Üniversitede okurken birkaç uyuz iş ve sekiz ay cezaevinden sonra, üçteker bir arabayı nohut, pilav ve didilmiş tavuklarla doldurmak, zevkli gelmeye başlamıştı. Anam bile bu işe başladıktan birkaç hafta geçmeden, “Oğlum boşuna mı okudun?” lafını sayıklamayı bırakmıştı. Ne evdeki kitaplar, ne de arada içkiyi ve sigarayı abartışım ona fazlalık geliyordu artık. Ya da ben öyle sanıyordum. Kahvaltı masasındaki üç çeşit reçel, iki çeşit zeytin ve anamın doğaçlamaları, neredeyse evin en renkli halleriydi.
Televizyona eşlik eden kafa sesimi susturup hazırlanmaya başladım. Anam günlük alışveriş listesini her zamanki gibi elime tutuşturdu ve balık hafızama güvenmeyip sesli tekrar etti. Pilavı, nohudu ve didilmiş tavukları üçtekere özenle yerleştirdim. Yol aldıkça mazgallardan gelen koku, yağmurun habercisiydi. Otobüs kapılarından sarkan bacakların, kıçların, trafikte sıkışmış arabaların içindekilerin, işten eve yayan dönen hızlı adımlıların, bir takım ofislerde belki de bütün gün bağdaş kurmak isteyip de o şekli bir an önce almak için sabırsızlanan güzel bacakların, bir de kedilerin çarşı kuytularından yavaşça kafalarını uzatmalarının şaşmaz vaktiydi. Üçtekeri sabitlediğim yer ise cehennemdi. Artık saate bile bakmıyordum. Hemen arkamda, kaldırımın köşesindeki büfede asılı dönerin kalan miktarı, satış zamanıma az kaldığının kanıtıydı. Rıhtımla evlerin başladığı yer arasında, eve geri dönüş yolunun kusturacak kadar yoğun yaşandığı o iğrenç kaldırımda yer tutmak için az cebelleşmemiştim.. Hırlısı hırsızı, haraççısı... İkna kabiliyetim devreye girmişti galiba. Zaten kendimi yanlış insanlara sevdirme konusunda şampiyondum.

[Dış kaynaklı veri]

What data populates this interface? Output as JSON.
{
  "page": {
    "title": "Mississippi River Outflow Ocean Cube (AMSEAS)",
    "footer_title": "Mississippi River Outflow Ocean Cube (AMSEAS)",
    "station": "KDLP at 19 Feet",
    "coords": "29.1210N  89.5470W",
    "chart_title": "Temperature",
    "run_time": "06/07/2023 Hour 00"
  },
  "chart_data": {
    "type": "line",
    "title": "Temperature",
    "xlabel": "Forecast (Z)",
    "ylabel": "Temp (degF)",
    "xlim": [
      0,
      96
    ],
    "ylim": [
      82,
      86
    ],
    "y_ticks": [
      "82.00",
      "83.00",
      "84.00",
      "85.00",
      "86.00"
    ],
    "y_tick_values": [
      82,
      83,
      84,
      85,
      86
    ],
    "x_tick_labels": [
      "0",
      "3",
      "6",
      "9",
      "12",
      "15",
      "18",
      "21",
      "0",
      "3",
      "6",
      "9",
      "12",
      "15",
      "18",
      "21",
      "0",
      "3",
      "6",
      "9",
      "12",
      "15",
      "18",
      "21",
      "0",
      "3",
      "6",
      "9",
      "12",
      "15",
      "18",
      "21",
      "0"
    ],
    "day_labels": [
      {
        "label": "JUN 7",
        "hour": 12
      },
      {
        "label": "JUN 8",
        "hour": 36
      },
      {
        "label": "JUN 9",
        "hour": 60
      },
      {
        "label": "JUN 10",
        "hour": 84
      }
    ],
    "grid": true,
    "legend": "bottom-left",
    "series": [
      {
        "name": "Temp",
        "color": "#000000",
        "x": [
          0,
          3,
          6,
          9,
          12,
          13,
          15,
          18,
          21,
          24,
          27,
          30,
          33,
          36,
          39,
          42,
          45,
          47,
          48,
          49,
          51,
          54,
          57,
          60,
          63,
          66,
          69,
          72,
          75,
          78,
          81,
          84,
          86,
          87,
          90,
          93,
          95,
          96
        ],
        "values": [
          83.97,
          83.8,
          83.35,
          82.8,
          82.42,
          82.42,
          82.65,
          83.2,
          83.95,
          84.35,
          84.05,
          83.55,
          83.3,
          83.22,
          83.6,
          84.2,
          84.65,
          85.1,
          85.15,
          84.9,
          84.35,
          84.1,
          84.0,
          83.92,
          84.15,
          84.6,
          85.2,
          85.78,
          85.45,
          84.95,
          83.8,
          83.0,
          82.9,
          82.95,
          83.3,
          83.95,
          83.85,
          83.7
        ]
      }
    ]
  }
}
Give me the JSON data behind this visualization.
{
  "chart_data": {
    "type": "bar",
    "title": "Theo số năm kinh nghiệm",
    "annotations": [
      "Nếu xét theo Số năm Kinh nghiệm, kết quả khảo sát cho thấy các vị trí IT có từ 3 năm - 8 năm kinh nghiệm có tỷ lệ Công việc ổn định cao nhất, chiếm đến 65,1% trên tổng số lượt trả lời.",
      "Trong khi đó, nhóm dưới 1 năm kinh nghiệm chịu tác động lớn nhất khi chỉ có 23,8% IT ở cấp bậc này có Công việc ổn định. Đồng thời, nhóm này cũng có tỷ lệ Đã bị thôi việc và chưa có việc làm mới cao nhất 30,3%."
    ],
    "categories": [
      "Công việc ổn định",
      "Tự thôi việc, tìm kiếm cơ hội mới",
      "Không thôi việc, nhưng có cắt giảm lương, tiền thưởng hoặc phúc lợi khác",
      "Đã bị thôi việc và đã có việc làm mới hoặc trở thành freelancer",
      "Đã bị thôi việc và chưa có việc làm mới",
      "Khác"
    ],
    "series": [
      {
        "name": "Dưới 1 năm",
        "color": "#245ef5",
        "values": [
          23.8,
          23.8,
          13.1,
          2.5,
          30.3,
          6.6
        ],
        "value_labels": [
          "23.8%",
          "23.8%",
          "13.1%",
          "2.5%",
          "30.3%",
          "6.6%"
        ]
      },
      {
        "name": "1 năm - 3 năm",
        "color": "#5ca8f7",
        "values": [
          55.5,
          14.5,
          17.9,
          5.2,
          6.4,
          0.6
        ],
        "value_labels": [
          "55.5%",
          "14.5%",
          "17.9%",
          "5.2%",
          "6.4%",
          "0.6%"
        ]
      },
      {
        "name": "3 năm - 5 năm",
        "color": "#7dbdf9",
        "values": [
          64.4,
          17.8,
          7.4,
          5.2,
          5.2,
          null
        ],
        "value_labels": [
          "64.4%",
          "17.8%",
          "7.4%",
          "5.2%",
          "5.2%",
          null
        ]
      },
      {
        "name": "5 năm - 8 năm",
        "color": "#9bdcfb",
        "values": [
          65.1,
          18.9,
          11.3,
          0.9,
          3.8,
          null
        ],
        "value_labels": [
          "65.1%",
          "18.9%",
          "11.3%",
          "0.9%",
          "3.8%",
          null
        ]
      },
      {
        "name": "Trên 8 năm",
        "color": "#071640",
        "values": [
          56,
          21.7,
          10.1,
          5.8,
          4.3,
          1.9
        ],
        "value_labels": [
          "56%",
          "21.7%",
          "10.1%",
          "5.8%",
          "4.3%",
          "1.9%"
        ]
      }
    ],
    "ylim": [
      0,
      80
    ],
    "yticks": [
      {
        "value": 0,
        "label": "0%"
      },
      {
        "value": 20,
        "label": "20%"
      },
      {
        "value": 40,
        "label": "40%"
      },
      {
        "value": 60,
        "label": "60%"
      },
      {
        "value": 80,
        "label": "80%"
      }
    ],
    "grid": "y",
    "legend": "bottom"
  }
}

Müşterilerimin çeşitliliğiyse artık şaşırtmaz olmuştu. Avını yerken korunaklı bir yer arayan, belgesellerdeki vahşi hayvanlar gibi davranan göbekli amcalardan, bir eliyle plastik tabaktan tıkınıp, öbürünün hızı yüzünden görülmez hale gelen başparmağıyla mesaj atabilen genç kadınlara kadar değişen bir çeşitlilikti bu. Aaa, evet. Evrimin ispatı baş parmaklardı onlar. Eski bir filmde gördüğüm, otostop çektikçe uzayan başparmaklar gibiydiler. Dolmaya çalışan dolmuş, ayyaş ayakçı, bazıları bizim mahallede de gördüğüm karabaş ve insanların sokağa attığı hayret verecek kadar çok sayıda cins köpek ve ortalarında gömleğinin eprimiş kollarını bir türlü kıvırmayı beceremeyen ben. Yok abartmayalım. Sol taraflarında ben, sağda köpek...
Neydi, neydi, neydi?...”
Bazen yönümü en iyi arkadaşlarım Uğur ve Ali uğradıklarında hatırlatıyor, “Solda olan sensin lan” diye dalga geçiyorlardı.
Birkaç saat içinde çoğu gece olduğu gibi müşteri yoğunluğu kıvamını bulmuştu.
Kıyafetlerin, kitapların, ev eşyalarının, cep telefonlarının, arabaların, çorbaların ve tatlıların en çakmalarının cennetinde, insanların tavuk, pilav, nohut ve turşu karşısında eşitlenmesi hiç de kötü gelmiyordu. Arka sokaktaki bilmem kaçıncı sınıf müzikholden gelen müziğin eşliği de manzarayı başka bir hale sokuyordu.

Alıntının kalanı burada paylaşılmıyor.